2. Reasoning-oriented Reinforcement Learning: Building on this foundation, they applied large-scale RL focused on enhancing the model's reasoning capabilities across domains like mathematics, coding, and science.

3. Rejection Sampling and Supervised Fine-Tuning: Upon convergence of the RL process, they generated new training data through rejection sampling, keeping only the most accurate responses.

4. Full-Spectrum Reinforcement Learning: Finally, they implemented a secondary RL stage aimed at improving helpfulness and harmlessness while preserving reasoning capabilities.

Technical Innovations Behind the Scenes

DeepSeek's implementation of Group Relative Policy Optimization (GRPO) was particularly noteworthy. This algorithm forgoes the traditional critic model—typically the same size as the policy model—and instead estimates baselines from group scores. This optimization significantly reduced computational requirements while maintaining performance.

Their reward system also departed from conventional approaches. Rather than implementing complex neural reward models that could be susceptible to reward hacking, DeepSeek opted for rule-based rewards focused on accuracy and formatting. Our testing has confirmed that this simpler approach often yields more consistent improvements in reasoning capability.

Distillation: Democratizing Advanced Reasoning

One of the most promising aspects of DeepSeek's research for our work at Intuit Biztec was their demonstration that reasoning capabilities could be effectively distilled from larger models to smaller ones. Their experiments showed that directly distilling DeepSeek-R1's reasoning abilities into smaller models like Qwen-7B and Llama-8B produced better results than applying RL directly to these smaller models.

Indeed, their distilled 14B model outperformed many larger models, including some with 32B parameters, confirming that well-designed distillation can be more efficient than scaling model size.

Applying These Insights at Intuit Biztec

Drawing on DeepSeek's pioneering work, our team at Intuit Biztec has developed specialized services to enhance reasoning capabilities in existing AI systems. By adapting their multi-stage training approach and distillation techniques, we've successfully retrofitted older models with advanced reasoning abilities previously thought to require complete retraining or significantly larger parameter counts.

Our benchmarking shows that these enhanced models perform particularly well on mathematical reasoning, step-by-step problem solving, and code generation tasks—precisely the areas where DeepSeek's models demonstrated their strongest improvements.

The Future of AI Reasoning

As we continue to build upon DeepSeek's foundational research, we anticipate further advancements in how reasoning capabilities can be cultivated and transferred between models.

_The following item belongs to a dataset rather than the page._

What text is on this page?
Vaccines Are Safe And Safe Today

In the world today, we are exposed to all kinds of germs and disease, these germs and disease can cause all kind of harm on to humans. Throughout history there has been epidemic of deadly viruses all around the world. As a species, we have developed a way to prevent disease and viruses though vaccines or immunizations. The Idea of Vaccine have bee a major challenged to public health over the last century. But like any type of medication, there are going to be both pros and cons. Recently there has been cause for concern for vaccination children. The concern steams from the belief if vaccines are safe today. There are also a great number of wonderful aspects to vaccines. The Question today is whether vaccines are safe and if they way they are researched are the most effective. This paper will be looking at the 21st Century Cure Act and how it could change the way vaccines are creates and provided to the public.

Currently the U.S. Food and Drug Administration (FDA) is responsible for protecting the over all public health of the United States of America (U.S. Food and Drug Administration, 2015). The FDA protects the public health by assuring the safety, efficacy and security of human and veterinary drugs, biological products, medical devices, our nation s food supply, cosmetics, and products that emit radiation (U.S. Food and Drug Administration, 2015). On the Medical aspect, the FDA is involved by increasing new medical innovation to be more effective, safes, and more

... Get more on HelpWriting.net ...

The concept of emergent reasoning—where sophisticated problem-solving behaviors arise naturally from well-designed reinforcement signals—represents a significant shift in how we understand and develop AI systems.

By combining DeepSeek's innovations with our own expertise in model optimization, Intuit Biztec remains committed to pushing the boundaries of what's possible in artificial intelligence reasoning—making these capabilities accessible to a wider range of models and applications than ever before.